The content deals, which could come as soon as this week, will attempt to settle another nagging problem for the newly forged media titan: what to do with Time Warner's offline properties on the Web.
"It almost sounds like Pathfinder part two," said Patrick Keane, an analyst at Jupiter Media Metrix, referring to an earlier failed attempt by Time Warner to package all of its print content under a single Web umbrella. That site, launched in 1994, was eventually shuttered, and the online divisions were reverted to their respective magazines.
As part of the effort, AOL Time Warner plans to place all of its Web properties under a central technology network, the sources said. This comes as no surprise, given America Online's history of absorbing the technology infrastructure after its acquisitions of businesses including instant messaging company ICQ and Netscape.

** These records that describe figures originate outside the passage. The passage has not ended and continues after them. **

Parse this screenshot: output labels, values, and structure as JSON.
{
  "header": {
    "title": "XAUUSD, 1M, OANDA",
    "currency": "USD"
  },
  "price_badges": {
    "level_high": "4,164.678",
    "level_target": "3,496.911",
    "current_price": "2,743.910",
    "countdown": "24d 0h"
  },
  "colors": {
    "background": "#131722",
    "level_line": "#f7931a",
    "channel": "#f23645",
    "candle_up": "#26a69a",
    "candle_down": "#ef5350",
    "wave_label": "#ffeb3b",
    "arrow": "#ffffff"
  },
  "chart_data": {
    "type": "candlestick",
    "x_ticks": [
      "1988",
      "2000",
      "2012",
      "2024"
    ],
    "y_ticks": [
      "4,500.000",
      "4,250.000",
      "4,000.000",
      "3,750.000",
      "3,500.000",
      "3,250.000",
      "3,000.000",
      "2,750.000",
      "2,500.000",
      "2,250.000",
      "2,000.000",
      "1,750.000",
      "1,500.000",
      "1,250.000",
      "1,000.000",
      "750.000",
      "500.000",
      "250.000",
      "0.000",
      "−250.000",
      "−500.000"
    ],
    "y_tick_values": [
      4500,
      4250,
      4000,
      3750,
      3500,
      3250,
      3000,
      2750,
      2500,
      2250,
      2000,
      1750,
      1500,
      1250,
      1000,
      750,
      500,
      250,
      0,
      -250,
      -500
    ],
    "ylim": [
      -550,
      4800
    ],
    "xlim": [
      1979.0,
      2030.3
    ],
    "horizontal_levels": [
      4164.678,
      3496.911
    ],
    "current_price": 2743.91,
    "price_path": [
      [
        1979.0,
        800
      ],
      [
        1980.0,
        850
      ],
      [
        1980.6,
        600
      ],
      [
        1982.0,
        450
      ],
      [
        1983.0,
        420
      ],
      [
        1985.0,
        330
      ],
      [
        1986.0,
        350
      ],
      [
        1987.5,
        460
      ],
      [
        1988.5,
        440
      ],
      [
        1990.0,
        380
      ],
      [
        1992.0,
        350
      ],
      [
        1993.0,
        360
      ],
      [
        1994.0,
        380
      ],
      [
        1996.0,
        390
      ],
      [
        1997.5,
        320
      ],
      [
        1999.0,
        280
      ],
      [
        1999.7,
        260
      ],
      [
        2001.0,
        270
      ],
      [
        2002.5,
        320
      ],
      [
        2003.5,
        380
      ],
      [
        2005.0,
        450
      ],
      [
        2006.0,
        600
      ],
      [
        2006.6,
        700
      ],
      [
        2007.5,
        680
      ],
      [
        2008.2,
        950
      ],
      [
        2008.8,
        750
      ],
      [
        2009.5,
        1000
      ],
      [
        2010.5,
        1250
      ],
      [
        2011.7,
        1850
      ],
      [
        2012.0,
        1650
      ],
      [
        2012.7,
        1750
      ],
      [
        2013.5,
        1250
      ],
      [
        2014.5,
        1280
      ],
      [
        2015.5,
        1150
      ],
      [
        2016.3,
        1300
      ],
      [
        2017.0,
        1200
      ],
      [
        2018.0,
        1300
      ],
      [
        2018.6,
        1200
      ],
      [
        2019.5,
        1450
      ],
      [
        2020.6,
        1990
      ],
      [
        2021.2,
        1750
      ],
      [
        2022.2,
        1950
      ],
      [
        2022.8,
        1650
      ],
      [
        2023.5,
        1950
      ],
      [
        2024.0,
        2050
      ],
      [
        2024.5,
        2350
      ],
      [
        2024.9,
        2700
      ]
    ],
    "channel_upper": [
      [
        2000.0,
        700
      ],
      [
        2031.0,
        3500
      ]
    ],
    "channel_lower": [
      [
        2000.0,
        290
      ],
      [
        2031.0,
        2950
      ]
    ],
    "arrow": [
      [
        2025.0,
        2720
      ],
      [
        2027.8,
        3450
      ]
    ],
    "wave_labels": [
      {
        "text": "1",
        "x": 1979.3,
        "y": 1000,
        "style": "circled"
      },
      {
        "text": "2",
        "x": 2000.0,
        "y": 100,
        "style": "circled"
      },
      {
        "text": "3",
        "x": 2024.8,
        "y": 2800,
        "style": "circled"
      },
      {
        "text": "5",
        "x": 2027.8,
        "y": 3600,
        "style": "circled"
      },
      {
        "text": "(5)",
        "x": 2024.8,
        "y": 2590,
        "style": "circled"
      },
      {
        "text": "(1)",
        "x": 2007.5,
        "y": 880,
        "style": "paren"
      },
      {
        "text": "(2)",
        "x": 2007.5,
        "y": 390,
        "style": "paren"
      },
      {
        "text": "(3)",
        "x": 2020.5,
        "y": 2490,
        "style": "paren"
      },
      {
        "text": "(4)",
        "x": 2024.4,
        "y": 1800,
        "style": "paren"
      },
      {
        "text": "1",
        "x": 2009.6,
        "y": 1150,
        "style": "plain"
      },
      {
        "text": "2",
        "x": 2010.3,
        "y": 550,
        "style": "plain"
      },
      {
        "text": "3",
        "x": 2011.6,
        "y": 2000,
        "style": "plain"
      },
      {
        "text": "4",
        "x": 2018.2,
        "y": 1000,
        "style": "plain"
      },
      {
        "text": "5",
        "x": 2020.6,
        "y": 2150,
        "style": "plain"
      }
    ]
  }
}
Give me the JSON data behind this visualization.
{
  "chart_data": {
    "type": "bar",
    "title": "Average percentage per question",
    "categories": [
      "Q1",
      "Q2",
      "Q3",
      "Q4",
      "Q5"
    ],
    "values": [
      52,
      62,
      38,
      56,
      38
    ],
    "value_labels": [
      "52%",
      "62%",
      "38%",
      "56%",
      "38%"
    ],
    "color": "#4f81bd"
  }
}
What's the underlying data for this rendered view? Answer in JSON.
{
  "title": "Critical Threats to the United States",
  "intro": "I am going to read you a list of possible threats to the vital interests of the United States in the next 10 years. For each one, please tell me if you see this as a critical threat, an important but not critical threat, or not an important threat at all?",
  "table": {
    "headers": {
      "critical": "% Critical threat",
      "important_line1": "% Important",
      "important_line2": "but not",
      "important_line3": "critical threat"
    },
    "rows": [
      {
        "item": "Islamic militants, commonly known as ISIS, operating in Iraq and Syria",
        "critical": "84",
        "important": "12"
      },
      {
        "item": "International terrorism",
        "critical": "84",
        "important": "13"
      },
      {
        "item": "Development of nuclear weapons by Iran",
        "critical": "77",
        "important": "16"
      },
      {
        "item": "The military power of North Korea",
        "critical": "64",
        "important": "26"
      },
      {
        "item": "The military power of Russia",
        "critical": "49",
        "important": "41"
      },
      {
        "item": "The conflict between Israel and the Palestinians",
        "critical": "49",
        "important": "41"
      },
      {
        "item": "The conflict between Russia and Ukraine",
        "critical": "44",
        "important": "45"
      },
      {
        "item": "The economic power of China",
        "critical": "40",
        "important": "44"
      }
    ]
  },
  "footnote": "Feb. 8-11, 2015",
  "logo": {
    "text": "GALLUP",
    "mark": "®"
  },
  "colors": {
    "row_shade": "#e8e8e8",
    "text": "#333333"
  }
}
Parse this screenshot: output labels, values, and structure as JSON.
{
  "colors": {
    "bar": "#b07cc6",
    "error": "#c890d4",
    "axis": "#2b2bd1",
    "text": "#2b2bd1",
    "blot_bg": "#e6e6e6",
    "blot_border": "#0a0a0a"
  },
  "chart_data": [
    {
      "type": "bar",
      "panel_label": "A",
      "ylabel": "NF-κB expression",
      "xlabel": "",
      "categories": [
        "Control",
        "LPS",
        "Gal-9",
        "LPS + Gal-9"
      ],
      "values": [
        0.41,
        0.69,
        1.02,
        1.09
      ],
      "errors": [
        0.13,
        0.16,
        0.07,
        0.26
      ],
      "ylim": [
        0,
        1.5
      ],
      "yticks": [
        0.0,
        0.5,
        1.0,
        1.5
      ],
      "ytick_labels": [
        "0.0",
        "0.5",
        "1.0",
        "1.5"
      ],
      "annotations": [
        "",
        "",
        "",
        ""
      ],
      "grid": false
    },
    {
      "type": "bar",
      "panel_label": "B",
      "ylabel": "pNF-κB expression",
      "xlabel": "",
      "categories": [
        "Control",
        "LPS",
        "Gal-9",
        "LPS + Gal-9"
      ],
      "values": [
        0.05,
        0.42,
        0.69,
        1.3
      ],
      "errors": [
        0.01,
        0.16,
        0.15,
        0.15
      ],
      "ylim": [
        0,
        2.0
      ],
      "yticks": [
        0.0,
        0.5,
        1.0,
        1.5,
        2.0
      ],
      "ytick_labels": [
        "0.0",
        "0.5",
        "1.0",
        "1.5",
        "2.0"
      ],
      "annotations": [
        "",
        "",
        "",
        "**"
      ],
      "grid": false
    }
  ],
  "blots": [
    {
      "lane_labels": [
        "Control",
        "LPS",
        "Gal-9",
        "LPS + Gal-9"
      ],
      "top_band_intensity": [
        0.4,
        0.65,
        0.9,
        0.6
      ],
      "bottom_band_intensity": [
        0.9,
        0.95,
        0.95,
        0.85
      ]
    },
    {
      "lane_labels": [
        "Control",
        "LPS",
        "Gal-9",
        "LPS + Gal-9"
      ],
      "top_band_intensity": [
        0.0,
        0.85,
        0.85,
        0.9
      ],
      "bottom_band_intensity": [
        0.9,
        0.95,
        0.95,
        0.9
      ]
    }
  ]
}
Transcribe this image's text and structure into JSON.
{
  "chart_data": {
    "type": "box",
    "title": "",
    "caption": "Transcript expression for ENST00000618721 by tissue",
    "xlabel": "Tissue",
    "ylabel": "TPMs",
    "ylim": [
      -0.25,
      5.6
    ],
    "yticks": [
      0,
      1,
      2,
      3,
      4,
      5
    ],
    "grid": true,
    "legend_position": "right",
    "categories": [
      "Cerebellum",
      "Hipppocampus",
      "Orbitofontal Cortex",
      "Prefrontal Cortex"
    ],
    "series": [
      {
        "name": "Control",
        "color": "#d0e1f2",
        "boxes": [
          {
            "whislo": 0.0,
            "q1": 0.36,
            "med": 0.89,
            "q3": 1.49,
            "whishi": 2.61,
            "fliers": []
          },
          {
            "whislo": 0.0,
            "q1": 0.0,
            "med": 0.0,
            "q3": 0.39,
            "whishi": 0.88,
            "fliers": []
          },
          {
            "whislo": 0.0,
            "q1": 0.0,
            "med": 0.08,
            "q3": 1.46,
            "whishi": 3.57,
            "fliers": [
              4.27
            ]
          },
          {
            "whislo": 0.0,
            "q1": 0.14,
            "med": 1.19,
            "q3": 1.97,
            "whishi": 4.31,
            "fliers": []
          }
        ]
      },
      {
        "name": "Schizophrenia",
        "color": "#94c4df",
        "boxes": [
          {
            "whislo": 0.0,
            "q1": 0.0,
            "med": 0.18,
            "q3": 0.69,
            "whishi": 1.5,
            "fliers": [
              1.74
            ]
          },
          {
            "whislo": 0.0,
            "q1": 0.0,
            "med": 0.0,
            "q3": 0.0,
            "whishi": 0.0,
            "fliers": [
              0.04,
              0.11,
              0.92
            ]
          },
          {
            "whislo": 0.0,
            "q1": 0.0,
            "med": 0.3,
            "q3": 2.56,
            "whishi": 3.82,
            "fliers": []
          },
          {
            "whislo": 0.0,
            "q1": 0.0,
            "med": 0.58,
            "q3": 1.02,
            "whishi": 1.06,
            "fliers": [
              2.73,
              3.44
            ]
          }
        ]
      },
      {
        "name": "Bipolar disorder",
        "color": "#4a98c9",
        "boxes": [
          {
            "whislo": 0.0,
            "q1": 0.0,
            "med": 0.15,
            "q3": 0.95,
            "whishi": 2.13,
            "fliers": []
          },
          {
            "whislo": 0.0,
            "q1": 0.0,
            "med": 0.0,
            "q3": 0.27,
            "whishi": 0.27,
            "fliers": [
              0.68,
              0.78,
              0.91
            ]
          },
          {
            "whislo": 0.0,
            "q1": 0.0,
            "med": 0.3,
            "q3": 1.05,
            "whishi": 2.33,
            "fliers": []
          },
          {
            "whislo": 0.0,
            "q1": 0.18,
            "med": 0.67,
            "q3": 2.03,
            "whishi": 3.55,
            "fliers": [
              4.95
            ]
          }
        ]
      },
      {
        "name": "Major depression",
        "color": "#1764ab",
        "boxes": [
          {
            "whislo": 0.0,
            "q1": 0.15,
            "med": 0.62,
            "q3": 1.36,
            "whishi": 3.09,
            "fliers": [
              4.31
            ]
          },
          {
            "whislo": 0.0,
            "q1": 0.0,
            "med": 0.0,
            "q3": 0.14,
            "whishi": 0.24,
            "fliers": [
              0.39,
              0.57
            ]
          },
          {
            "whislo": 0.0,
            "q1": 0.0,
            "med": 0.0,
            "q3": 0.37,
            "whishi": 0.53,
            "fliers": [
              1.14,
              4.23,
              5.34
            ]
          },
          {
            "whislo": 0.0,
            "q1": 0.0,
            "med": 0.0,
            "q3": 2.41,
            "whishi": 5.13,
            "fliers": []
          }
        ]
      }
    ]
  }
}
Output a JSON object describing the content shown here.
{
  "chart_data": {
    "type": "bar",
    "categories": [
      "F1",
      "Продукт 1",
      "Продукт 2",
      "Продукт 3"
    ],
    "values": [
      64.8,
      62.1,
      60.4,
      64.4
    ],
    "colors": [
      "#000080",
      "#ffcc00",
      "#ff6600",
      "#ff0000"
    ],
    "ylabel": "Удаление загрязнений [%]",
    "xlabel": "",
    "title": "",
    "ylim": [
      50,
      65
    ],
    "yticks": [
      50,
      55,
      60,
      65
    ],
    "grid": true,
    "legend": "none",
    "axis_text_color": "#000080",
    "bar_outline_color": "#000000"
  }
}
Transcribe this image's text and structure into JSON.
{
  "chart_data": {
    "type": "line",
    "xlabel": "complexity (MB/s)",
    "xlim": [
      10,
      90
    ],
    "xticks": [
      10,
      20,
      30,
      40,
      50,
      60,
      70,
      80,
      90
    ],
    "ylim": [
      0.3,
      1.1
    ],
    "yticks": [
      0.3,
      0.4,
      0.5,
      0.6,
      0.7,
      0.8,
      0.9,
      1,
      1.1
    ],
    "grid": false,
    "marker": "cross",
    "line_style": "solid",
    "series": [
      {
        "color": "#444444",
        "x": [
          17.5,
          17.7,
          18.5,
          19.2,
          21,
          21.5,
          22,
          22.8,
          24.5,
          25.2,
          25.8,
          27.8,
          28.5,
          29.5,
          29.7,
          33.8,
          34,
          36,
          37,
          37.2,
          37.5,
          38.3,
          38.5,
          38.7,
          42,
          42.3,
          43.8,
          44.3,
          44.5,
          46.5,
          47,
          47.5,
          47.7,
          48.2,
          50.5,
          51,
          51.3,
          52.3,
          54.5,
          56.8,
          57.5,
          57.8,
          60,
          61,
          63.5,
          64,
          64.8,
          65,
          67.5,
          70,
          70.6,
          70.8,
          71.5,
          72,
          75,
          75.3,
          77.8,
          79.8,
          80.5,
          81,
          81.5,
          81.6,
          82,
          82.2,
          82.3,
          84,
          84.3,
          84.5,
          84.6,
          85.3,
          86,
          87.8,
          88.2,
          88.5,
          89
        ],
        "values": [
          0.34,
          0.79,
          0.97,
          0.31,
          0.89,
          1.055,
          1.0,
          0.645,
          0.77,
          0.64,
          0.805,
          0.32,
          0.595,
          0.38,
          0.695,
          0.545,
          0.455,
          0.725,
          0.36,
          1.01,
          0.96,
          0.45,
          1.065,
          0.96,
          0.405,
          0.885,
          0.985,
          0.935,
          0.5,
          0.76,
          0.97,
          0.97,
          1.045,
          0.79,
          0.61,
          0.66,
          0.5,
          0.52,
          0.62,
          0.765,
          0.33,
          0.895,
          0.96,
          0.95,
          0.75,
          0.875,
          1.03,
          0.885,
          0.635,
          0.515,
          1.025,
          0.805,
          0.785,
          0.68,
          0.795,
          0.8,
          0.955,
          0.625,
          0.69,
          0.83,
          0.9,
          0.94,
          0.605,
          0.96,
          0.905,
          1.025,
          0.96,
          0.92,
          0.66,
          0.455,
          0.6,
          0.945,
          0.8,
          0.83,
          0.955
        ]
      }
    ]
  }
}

Even before the AOL Time Warner merger closed, the company tipped off some of its plans for Netscape.
The site already features reports from CNN.com on its home page under a deal that followed closely on AOL's proposal to buy Time Warner last year.
Then-AOL President Bob Pittman first discussed turning Netscape into a content hub last February, saying it could become a "platform for all of Time Warner's products."
Now AOL Time Warner is preparing to do just that, according to sources, who said Netscape will inherit the task of showcasing the media titan's online editorial content from sources such as Time, Entertainment Weekly and People, as well as from Warner Bros. Online.
Despite its emphasis on AOL Time Warner properties, Netscape will continue its content agreements with other providers, including CBS MarketWatch, CBS SportsLine, Oxygen and the Weather Channel, the source added.
Existing Web distribution deals with other Web companies could make for some notable omissions, however. According to one source within Netscape, Time Inc.'s Sports Illustrated may not be featured on the site because of a previous relationship with CBS SportsLine.
Still, repositioning content under Netscape could offer some advantages. The company remains one of the best-known brands on the Internet, given its early role in developing Web browsers. Netscape.com generated an estimated $56 million in advertising revenue during December 2000, ranking third behind Microsoft and Yahoo, according to a study released this week by online ad measurement company AdRelevance.
There may be more of a benefit in sticking with the Netscape brand than in creating a new one from scratch, Jupiter's Keane said.
"I think (AOL Time Warner) has brands that it's willing to experiment with, which it's more willing to bastardize than the pristine AOL brand," he said.
News.com's Wylie Wong contributed to this report.